Malavida pulled over, grabbed his cellphone out of his pocket, and called Tampa and Miami Information. There was no listing for either of them.
"These punk kids got unlisted numbers? Why?" Malavida complained.
"Owe money… junkies," Lockwood finally managed to say.
Malavida grabbed the computer off the seat beside him. He reached into the pocket of his jacket, took out a small leather cracking kit, then removed a fone-phreaking diskette. He hooked his cellphone to the computer's external modem and started to go to work on the phone company's computer. Lockwood was sweating in the late-afternoon heat. He put down the window but it was still unbearably hot in the gray sedan. It took Malavida twenty minutes to break through. There was no listing for Tashay Roberts, but Bob Shift's number was there. The billing address was 1818 Coral Grove Road, Miami… less than ten minutes from where they were parked.
Chapter 38
This time when Karen woke up she was surprisingly alert. She still felt horrible and her head and jaw ached. Her muscles screamed at her, but her senses were tingling. Even before she opened her eyes she could smell mildew and dust. She knew she was tied up, sitting on a cold floor. She could hear Tashay crying. Karen's hands were lashed behind a wood post. She opened her eyes and looked around; there were boxes and junk piled everywhere. She determined that she was in a garage, but there was no room for a car. The garage had been completely taken over as a junk room. She could hear Tashay but couldn't see her. Karen craned her neck and finally saw that Tashay was standing, slumped over, her hands tied to a chain under an old block-and-tackle that was hooked to the heavy center beam. Tashay was half hanging by her wrists, sagging with her knees bent, her head tilted down, her gaze on the floor between her legs.
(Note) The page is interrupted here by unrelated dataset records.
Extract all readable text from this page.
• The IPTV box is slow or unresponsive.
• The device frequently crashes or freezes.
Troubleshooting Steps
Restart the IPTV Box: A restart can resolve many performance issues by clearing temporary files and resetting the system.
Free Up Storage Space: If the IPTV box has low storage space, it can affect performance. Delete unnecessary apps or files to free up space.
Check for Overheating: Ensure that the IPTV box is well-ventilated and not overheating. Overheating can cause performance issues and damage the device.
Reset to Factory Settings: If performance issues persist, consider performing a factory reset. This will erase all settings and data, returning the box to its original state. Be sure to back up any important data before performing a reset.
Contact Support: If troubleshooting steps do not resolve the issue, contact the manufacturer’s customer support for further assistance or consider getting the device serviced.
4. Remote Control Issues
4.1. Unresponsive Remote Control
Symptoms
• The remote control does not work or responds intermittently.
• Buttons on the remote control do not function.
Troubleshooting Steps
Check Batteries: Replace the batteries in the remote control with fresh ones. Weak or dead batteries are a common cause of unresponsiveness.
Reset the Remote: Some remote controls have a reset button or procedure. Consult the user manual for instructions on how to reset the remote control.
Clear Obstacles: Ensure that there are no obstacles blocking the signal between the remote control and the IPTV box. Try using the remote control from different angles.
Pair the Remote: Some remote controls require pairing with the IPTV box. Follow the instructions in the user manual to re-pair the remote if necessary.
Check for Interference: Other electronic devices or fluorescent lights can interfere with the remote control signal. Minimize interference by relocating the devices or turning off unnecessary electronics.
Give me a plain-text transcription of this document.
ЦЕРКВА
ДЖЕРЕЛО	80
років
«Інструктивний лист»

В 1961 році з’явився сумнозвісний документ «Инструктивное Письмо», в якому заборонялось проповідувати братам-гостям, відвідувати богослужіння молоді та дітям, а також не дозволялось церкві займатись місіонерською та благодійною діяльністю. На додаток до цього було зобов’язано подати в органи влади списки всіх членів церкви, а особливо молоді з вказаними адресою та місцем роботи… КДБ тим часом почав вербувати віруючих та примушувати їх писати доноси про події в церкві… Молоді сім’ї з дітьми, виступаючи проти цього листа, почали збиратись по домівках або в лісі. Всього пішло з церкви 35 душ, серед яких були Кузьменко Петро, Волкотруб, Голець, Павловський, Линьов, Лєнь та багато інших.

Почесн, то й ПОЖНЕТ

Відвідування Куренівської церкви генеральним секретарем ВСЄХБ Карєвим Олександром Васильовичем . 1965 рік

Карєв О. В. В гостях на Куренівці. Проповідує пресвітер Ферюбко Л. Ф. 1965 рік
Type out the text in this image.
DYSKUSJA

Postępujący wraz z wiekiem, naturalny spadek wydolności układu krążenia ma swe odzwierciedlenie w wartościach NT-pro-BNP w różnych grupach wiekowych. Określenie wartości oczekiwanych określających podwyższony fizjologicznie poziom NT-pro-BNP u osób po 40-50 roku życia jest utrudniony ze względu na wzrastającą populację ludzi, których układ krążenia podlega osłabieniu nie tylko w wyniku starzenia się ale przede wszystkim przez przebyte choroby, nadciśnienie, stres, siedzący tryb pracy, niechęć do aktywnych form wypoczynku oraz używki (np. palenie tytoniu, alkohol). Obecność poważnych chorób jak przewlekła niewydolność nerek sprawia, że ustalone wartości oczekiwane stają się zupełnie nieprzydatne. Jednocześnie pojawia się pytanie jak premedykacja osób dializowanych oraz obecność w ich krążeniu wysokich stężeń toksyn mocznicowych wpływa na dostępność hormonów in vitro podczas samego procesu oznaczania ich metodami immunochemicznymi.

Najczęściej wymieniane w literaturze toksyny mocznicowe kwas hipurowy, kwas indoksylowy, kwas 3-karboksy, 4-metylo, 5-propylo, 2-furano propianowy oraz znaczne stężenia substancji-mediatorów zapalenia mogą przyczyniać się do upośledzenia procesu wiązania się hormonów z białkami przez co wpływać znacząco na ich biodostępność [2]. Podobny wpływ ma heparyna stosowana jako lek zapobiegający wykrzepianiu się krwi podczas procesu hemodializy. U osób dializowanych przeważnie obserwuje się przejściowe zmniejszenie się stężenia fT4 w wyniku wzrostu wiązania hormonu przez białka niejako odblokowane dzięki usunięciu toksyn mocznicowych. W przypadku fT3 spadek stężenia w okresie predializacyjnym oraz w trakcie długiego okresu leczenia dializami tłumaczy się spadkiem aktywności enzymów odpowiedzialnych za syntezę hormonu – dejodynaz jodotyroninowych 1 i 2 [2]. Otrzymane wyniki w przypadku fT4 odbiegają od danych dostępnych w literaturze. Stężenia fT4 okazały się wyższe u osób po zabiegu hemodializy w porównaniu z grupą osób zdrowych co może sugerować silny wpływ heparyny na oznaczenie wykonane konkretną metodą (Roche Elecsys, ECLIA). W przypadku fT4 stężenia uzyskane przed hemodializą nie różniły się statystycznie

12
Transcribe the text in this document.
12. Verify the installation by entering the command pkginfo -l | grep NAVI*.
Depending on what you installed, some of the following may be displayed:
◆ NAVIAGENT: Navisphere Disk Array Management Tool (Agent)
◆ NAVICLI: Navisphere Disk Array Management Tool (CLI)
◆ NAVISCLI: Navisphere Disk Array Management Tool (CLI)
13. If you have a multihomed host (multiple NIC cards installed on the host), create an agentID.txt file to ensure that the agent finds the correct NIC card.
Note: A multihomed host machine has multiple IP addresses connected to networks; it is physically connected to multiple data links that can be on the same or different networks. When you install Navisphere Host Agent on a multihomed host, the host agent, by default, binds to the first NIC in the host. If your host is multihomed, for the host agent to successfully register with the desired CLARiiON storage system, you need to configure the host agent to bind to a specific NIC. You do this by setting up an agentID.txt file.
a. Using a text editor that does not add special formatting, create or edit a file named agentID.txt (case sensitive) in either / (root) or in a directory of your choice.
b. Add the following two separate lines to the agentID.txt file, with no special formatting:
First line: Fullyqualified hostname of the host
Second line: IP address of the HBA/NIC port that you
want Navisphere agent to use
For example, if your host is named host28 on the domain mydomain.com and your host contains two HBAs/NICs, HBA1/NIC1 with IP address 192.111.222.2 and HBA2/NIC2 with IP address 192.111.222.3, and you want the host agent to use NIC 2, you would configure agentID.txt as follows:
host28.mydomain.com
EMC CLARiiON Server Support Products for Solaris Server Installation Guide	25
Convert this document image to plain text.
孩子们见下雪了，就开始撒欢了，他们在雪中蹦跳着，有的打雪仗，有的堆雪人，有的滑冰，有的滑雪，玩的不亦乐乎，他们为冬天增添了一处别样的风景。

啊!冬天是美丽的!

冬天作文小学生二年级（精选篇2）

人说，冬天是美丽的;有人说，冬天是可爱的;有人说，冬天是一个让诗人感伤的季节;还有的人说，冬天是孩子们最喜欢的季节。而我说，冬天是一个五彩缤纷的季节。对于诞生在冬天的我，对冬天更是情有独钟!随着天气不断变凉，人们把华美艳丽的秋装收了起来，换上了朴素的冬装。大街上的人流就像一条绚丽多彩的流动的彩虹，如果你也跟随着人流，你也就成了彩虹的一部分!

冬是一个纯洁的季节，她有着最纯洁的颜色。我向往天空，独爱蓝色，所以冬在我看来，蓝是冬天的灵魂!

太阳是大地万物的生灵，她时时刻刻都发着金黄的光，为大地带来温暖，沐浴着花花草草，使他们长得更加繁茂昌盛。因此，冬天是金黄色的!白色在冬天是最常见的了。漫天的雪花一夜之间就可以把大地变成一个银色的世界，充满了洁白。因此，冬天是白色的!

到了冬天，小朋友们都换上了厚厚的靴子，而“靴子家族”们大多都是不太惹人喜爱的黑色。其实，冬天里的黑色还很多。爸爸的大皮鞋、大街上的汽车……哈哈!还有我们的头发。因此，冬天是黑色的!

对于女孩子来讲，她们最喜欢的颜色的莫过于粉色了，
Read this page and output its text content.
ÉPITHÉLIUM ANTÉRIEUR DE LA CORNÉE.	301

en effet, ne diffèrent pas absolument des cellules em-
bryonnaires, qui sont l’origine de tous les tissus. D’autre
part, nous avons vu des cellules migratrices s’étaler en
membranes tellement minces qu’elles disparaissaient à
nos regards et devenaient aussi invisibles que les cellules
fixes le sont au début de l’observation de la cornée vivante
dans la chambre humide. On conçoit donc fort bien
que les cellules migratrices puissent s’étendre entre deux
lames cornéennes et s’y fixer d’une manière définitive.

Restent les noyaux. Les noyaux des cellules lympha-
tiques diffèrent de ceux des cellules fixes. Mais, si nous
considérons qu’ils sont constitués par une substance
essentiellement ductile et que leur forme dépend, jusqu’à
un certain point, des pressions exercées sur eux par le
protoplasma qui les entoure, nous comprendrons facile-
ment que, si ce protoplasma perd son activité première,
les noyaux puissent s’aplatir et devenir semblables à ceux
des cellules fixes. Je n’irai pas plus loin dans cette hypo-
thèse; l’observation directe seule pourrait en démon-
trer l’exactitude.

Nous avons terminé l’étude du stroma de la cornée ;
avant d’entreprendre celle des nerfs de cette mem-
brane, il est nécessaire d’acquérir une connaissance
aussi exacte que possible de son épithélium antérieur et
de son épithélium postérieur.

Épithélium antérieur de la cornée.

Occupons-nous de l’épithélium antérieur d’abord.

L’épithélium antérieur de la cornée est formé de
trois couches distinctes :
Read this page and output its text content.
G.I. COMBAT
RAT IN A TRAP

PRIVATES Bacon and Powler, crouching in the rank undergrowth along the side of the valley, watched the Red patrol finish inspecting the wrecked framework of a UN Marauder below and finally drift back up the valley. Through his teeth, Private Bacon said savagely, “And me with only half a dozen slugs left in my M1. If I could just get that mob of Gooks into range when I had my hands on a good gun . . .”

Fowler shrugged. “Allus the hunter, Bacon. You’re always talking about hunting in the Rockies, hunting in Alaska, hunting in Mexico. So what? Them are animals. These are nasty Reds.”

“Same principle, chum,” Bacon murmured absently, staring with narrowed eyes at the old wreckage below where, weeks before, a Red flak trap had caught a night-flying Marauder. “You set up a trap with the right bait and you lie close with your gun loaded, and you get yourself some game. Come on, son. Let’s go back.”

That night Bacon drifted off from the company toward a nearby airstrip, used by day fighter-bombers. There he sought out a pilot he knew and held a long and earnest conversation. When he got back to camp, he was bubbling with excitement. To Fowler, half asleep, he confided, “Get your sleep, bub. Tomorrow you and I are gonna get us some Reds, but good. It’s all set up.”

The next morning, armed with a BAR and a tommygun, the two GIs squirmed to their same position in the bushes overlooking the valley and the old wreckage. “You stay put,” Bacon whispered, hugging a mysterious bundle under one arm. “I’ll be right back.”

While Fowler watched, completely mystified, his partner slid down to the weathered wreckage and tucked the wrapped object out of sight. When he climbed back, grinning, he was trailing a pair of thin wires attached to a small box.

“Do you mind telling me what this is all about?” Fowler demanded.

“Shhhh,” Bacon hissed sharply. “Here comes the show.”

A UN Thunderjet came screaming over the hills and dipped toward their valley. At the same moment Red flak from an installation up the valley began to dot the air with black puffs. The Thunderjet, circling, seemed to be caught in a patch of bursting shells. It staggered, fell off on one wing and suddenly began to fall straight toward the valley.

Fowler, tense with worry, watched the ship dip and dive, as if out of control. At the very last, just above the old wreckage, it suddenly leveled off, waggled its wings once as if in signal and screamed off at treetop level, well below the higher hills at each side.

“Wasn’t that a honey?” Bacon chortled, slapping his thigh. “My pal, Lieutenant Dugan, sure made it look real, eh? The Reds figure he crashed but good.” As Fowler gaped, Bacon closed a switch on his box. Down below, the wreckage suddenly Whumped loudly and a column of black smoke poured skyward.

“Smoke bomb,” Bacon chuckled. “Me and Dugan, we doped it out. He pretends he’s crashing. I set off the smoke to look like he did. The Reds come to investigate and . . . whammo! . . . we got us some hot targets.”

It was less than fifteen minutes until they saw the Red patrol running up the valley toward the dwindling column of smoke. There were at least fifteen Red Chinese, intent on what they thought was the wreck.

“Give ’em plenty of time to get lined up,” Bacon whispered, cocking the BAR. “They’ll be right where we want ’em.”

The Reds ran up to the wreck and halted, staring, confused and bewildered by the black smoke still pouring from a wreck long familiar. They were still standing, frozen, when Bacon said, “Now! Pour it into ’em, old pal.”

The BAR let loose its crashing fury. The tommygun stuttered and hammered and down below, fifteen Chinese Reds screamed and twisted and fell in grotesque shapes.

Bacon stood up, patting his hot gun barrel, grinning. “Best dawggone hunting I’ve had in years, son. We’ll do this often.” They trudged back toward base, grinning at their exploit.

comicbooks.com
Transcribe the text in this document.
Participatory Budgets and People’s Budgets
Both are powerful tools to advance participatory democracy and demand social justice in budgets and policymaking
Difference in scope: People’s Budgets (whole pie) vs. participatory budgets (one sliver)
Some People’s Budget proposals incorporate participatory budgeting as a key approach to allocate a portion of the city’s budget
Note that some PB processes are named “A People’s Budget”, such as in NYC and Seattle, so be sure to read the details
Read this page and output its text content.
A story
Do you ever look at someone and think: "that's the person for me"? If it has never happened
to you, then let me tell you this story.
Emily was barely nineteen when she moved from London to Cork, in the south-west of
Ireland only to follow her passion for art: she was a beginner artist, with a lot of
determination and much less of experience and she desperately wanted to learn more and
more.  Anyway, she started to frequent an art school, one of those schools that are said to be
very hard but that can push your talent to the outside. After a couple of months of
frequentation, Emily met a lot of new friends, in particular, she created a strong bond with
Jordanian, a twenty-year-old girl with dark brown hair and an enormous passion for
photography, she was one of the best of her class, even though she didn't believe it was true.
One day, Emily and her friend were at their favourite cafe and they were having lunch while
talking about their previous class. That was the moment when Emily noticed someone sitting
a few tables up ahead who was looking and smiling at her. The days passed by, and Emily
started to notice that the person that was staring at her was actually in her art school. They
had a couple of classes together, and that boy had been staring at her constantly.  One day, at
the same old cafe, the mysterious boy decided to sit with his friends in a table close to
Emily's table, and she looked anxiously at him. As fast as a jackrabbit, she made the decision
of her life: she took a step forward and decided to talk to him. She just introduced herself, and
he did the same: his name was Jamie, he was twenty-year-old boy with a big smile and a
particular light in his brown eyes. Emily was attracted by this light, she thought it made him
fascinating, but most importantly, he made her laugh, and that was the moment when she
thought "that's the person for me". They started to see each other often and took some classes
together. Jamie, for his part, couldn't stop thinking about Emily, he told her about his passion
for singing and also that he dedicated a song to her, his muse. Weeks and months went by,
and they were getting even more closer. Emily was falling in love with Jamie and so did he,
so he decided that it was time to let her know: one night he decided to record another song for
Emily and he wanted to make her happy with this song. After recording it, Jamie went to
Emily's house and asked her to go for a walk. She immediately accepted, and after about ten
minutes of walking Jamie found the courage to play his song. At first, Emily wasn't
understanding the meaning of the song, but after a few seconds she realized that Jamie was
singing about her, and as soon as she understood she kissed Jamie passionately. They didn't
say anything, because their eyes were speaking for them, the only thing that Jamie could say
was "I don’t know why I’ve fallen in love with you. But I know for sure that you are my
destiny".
Karen took a moment and pushed everything but her terrible dilemma out of her mind. Her mouth was a pulsating bright spot of agony. The broken teeth had exposed nerves that screamed in pain. Karen knew she had to blot it out in order to function. She knew from past experience that if she acknowledged the pain, it would control her. She had been through bouts of agony before. She knew she had to put it on another level. Focus hard on something else. In the hospital, after the ALFA Wing fiasco, she'd had a lot of time to practice. She now focused her mind on her current dilemma and tried to dial the pain down. Her mind started to rapidly collect facts. She looked over at Tashay and saw that she had stopped bleeding. The blood that was on the floor between her feet was caked and dry. That told her they had been there for at least an hour. Satan T. Bone must be waiting for someone or something, she reasoned. Where were they? she wondered. From what she could see, the garage was a mess. Extremely drganized She didn't think the mess belonged to Leonard Land. She had profiled him as compulsive and obsessive. He would be a neat freak; this garage would drive him nuts. She now focused on Tashay, who had stopped crying.
"Tashay," she said, her voice low and whispery.
"Oh, God… oh, God… Why is he doing this? Why?" Tashay said and started to cry again, but she didn't look up.
"Tashay, you've gotta stop it. We've gotta get something going here." Karen tried to straighten up but her arms and shoulders screamed at her. She winced as she struggled to push herself up the wood post. She was still dizzy, so she stopped and sat back on the cold concrete.